The US Defence Advanced Research Projects Agency’s (DARPA) independent engineering review board (ERB) has completed the second flight review of Hypersonic Technology Vehicle (HTV-2).
DARPA programme manager Air Force major Chris Schulz said: "The greatest achievement from Flight Two, which the ERB’s findings underscored, was that we successfully incorporated aerodynamic knowledge gained from the first flight into the second flight."
In August 2011 the unmanned, rocket-launched, manoeuvrable aircraft HTV-2 underwent its second test flight, which was aimed at validating current models and increase technical understanding of the hypersonic regime.
During the test, the HTV-2 demonstrated stable aerodynamically-controlled flight at speeds up to Mach 20 for three minutes and experienced a series of shocks, approximately nine minutes into the test flight, and was ordered to fly into the sea after the onboard computer detected an anomaly.
The vehicle’s aerodynamic systems then used autonomous flight safety system to make a controlled descent and splashdown into the ocean.

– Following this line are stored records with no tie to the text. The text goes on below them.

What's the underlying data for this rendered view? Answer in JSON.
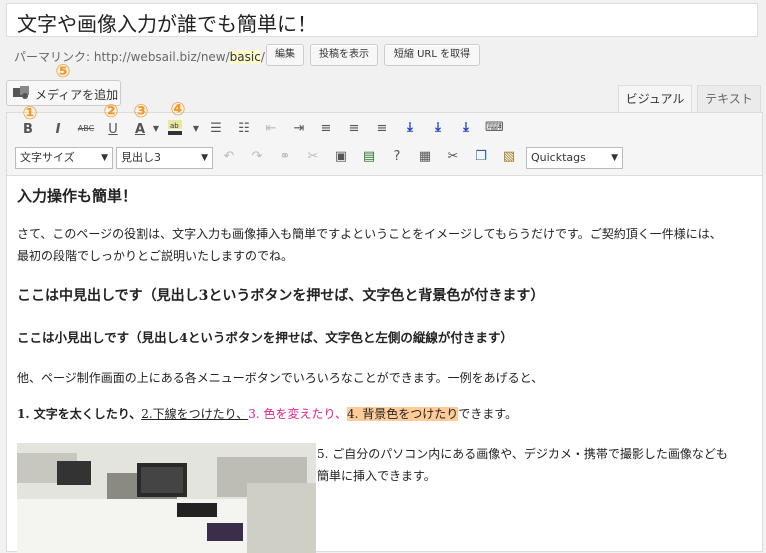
{
  "post": {
    "title": "文字や画像入力が誰でも簡単に！",
    "permalink_label": "パーマリンク: http://websail.biz/new/",
    "permalink_slug": "basic",
    "permalink_tail": "/",
    "edit_button": "編集",
    "view_post_button": "投稿を表示",
    "short_url_button": "短縮 URL を取得"
  },
  "media": {
    "add_label": "メディアを追加"
  },
  "tabs": {
    "visual": "ビジュアル",
    "text": "テキスト"
  },
  "toolbar": {
    "bold": "B",
    "italic": "I",
    "strike": "ABC",
    "underline": "U",
    "color": "A",
    "font_size_select": "文字サイズ",
    "heading_select": "見出し3",
    "quicktags_select": "Quicktags"
  },
  "badges": [
    "①",
    "②",
    "③",
    "④",
    "⑤"
  ],
  "content": {
    "h1": "入力操作も簡単！",
    "p1": "さて、このページの役割は、文字入力も画像挿入も簡単ですよということをイメージしてもらうだけです。ご契約頂く一件様には、",
    "p1b": "最初の段階でしっかりとご説明いたしますのでね。",
    "h2": "ここは中見出しです（見出し3というボタンを押せば、文字色と背景色が付きます）",
    "h3": "ここは小見出しです（見出し4というボタンを押せば、文字色と左側の縦線が付きます）",
    "p2": "他、ページ制作画面の上にある各メニューボタンでいろいろなことができます。一例をあげると、",
    "list_1": "1. 文字を太くしたり、",
    "list_2": "2.下線をつけたり、",
    "list_3": "3. 色を変えたり、",
    "list_4": "4. 背景色をつけたり",
    "list_end": "できます。",
    "p3": "5. ご自分のパソコン内にある画像や、デジカメ・携帯で撮影した画像なども",
    "p3b": "簡単に挿入できます。"
  },
  "colors": {
    "badge": "#f39b22",
    "pink": "#e0208a",
    "highlight": "#ffcc99"
  }
}
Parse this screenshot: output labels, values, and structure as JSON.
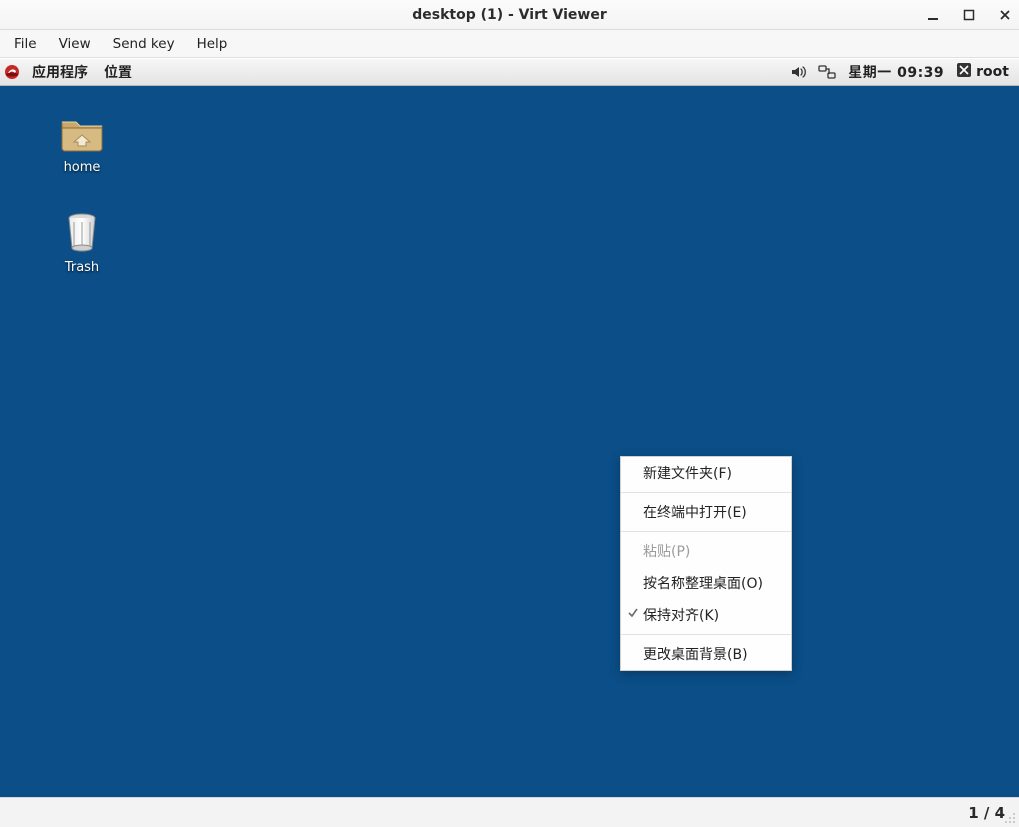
{
  "window": {
    "title": "desktop (1) - Virt Viewer",
    "controls": {
      "minimize": "minimize",
      "maximize": "maximize",
      "close": "close"
    }
  },
  "menubar": {
    "items": [
      "File",
      "View",
      "Send key",
      "Help"
    ]
  },
  "panel": {
    "apps_label": "应用程序",
    "places_label": "位置",
    "clock": "星期一  09:39",
    "user_label": "root",
    "icons": {
      "hat": "fedora-hat-icon",
      "volume": "volume-icon",
      "network": "network-icon",
      "user_badge": "user-badge-icon"
    }
  },
  "desktop_icons": {
    "home_label": "home",
    "trash_label": "Trash"
  },
  "context_menu": {
    "items": [
      {
        "label": "新建文件夹(F)",
        "enabled": true,
        "checked": false
      },
      {
        "sep": true
      },
      {
        "label": "在终端中打开(E)",
        "enabled": true,
        "checked": false
      },
      {
        "sep": true
      },
      {
        "label": "粘贴(P)",
        "enabled": false,
        "checked": false
      },
      {
        "label": "按名称整理桌面(O)",
        "enabled": true,
        "checked": false
      },
      {
        "label": "保持对齐(K)",
        "enabled": true,
        "checked": true
      },
      {
        "sep": true
      },
      {
        "label": "更改桌面背景(B)",
        "enabled": true,
        "checked": false
      }
    ]
  },
  "statusbar": {
    "page_indicator": "1 / 4"
  }
}
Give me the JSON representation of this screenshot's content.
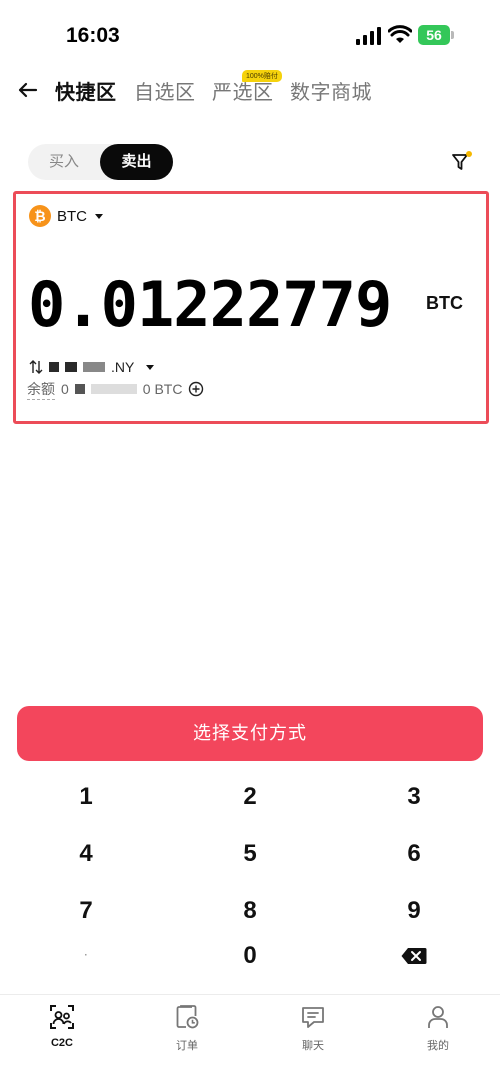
{
  "status_bar": {
    "time": "16:03",
    "battery": "56"
  },
  "nav": {
    "tabs": [
      {
        "label": "快捷区",
        "active": true
      },
      {
        "label": "自选区",
        "active": false
      },
      {
        "label": "严选区",
        "active": false,
        "badge": "100%赔付"
      },
      {
        "label": "数字商城",
        "active": false
      }
    ]
  },
  "trade_switch": {
    "buy_label": "买入",
    "sell_label": "卖出",
    "selected": "卖出"
  },
  "panel": {
    "coin": "BTC",
    "amount": "0.01222779",
    "amount_unit": "BTC",
    "fiat_currency_suffix": ".NY",
    "balance_label": "余额",
    "balance_prefix": "0",
    "balance_suffix": "0 BTC"
  },
  "pay_button": {
    "label": "选择支付方式"
  },
  "keypad": {
    "keys": [
      "1",
      "2",
      "3",
      "4",
      "5",
      "6",
      "7",
      "8",
      "9",
      "·",
      "0"
    ]
  },
  "tabbar": {
    "items": [
      {
        "label": "C2C",
        "active": true
      },
      {
        "label": "订单",
        "active": false
      },
      {
        "label": "聊天",
        "active": false
      },
      {
        "label": "我的",
        "active": false
      }
    ]
  },
  "colors": {
    "accent": "#f3465c",
    "highlight_border": "#ec4c58",
    "btc": "#f7931a",
    "badge": "#f5d20c"
  }
}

DARPA Acting Director Kaigham Gabriel said: "The initial shockwave disturbances experienced during second flight, from which the vehicle was able to recover and continue controlled flight, exceeded by more than 100 times what the vehicle was designed to withstand."
The ERB investigated the flight anomaly cause and concluded that the HTV-2 Flight 2 premature flight termination was due to unexpected aeroshell degradation, creating multiple upsets of increasing severity that ultimately activated the Flight Safety System.
According to Schulz, the new thermal-protective material properties and uncertainties for Mach 20 flight inside the atmosphere revealed in the report can be further used to modify modelling and simulation while characterising thermal uncertainties and assess integrated thermal systems.
The Falcon Hypersonic Technology Vehicle 2 (HTV-2) is an unmanned, rocket-launched, manoeuvrable aircraft that is fired into the upper levels of Earth’s atmospheres and travels at a peak speed of Mach 20, around 13,000mph.
According to DARPA the speed would enable to craft fly to anywhere in the world in less than an hour, and to inform the future Department of Defence Conventional Prompt Global Strike programmes.
To capture the necessary data, the HTV-2 vehicle is fitted with a suite of over 20 sensors, which captures data during flight and will enhance data that is already gathered from modelling, simulation and wind tunnel tests.
Image: HTV-2 is fired into the upper levels of Earth’s atmospheres and travels at a peak speed of Mach 20. Photo: DARPA.